Sunny, which entered administration shortly before the judgment was handed down, lent at high interest rates and promised that money would be in customers’ accounts within 15 minutes. In one case, a claimant took out 51 loans with the business, racking up a total of 119 debts in a year.
In judgment, HHJ Worster said: ‘It is apparent… that the defendant did not take the fact or pattern of repeat borrowing into account when considering the potential for an adverse effect on the claimant’s financial situation.

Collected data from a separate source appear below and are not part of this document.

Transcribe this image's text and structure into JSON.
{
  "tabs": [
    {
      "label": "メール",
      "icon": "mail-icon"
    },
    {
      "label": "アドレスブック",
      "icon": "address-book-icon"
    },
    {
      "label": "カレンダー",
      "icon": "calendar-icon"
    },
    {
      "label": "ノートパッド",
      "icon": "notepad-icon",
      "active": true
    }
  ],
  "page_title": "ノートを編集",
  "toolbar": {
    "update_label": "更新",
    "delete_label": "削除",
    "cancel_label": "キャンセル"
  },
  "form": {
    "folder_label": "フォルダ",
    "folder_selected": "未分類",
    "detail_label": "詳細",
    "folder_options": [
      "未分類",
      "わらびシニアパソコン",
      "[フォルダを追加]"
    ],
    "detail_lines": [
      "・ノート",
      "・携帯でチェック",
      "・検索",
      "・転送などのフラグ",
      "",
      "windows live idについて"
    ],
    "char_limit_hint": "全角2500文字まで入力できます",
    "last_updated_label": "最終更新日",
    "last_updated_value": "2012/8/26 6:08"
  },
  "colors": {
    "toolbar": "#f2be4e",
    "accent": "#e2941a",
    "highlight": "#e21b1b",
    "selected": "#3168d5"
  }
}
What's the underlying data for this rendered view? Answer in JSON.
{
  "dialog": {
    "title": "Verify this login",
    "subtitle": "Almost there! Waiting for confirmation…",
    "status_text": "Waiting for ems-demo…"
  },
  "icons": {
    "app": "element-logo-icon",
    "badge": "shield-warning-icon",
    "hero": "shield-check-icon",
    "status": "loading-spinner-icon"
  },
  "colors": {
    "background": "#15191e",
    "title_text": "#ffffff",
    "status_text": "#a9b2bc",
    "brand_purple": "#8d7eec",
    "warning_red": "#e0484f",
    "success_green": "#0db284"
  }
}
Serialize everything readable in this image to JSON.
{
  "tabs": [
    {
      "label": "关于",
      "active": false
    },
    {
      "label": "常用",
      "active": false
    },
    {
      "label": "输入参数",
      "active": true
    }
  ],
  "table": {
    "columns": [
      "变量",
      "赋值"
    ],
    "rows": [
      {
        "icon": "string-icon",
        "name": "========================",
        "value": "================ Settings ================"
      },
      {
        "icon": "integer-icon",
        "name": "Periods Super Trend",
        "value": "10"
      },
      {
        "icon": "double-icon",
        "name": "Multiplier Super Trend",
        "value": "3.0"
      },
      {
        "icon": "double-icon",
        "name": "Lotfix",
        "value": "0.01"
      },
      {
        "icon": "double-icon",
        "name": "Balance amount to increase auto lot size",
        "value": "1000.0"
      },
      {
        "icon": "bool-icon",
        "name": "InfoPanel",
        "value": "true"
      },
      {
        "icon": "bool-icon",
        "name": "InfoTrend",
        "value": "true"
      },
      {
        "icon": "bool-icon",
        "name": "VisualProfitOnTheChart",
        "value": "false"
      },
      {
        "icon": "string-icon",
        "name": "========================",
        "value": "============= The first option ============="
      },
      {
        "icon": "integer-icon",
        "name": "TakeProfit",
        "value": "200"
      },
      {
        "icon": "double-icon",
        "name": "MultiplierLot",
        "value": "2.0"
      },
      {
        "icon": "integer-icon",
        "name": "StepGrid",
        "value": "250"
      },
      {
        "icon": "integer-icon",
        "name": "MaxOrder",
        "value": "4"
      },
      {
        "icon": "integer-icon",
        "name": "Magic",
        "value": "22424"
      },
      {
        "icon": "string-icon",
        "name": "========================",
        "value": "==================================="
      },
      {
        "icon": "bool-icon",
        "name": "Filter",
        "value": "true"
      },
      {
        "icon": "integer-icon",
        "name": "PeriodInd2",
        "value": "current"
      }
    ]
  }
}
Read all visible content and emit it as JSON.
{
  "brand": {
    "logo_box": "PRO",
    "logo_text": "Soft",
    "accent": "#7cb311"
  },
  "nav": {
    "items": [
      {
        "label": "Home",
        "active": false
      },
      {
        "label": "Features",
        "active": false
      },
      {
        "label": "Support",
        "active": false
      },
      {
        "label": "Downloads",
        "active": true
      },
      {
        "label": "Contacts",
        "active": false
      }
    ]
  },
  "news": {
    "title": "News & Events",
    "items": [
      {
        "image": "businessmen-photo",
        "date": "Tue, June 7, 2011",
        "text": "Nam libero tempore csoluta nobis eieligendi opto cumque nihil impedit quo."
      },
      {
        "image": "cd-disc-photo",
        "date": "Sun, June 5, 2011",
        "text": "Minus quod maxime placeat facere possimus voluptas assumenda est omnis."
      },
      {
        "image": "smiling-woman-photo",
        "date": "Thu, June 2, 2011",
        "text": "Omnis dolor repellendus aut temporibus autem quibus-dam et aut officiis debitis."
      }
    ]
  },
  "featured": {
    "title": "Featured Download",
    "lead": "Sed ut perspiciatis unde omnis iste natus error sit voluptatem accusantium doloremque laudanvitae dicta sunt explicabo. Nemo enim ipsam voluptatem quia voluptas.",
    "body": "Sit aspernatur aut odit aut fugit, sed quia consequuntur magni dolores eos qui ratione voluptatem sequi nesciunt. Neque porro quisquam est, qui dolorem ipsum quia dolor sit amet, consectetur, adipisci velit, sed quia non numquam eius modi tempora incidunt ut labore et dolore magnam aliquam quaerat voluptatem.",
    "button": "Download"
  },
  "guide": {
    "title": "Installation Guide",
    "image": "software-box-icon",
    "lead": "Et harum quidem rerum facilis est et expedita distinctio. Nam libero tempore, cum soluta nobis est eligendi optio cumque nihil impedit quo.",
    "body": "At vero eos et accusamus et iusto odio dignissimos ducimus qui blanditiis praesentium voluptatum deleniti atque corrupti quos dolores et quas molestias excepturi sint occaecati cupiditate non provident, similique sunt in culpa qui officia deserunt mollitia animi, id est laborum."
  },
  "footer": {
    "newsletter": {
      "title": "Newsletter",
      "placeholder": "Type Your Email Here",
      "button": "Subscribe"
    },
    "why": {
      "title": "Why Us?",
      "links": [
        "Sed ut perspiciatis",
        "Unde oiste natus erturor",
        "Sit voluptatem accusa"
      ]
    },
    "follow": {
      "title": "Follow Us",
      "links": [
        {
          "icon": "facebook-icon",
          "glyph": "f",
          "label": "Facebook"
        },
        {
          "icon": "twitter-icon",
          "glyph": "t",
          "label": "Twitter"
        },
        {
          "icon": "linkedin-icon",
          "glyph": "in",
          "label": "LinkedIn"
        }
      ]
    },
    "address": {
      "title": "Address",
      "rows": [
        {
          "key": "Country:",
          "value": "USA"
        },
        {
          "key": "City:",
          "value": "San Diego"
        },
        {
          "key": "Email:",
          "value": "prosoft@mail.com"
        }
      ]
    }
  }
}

‘There was no attempt to consider whether there was a pattern of borrowing which indicated a cycle of debt, or whether the timing of loans (for example paying off of one loan very shortly before the application for another) indicated a reliance or increasing reliance on…credit. In simple terms there was no consideration of the longer term impact of the borrowing on the customer.’
In response to the ‘unfair relationship’ claim based on repeat borrowing, the judge said the failure of the lender to consider the financial difficulties that repeat borrowing might cause an unfair relationship.
However, the negligence claim for personal injury (aggravation of depression) was dismissed.
It was reported in the Law Society Gazette that the judgment confirmed that where a consumer was making repeated applications for payday loans, lenders would be in breach of their obligations under the Consumer Credit Sourcebook for failing to conduct an adequate assessment which could then amount to an unfair relationship.
Payday lenders could face more legal action in the coming years, if they stayed in business. Over the last couple of years lenders have been raising concerns that their regulatory obligations are unclear, this judgment should assist in that clarification.
A case against another US-backed payday lender is due to be heard in the High Court in December 2020.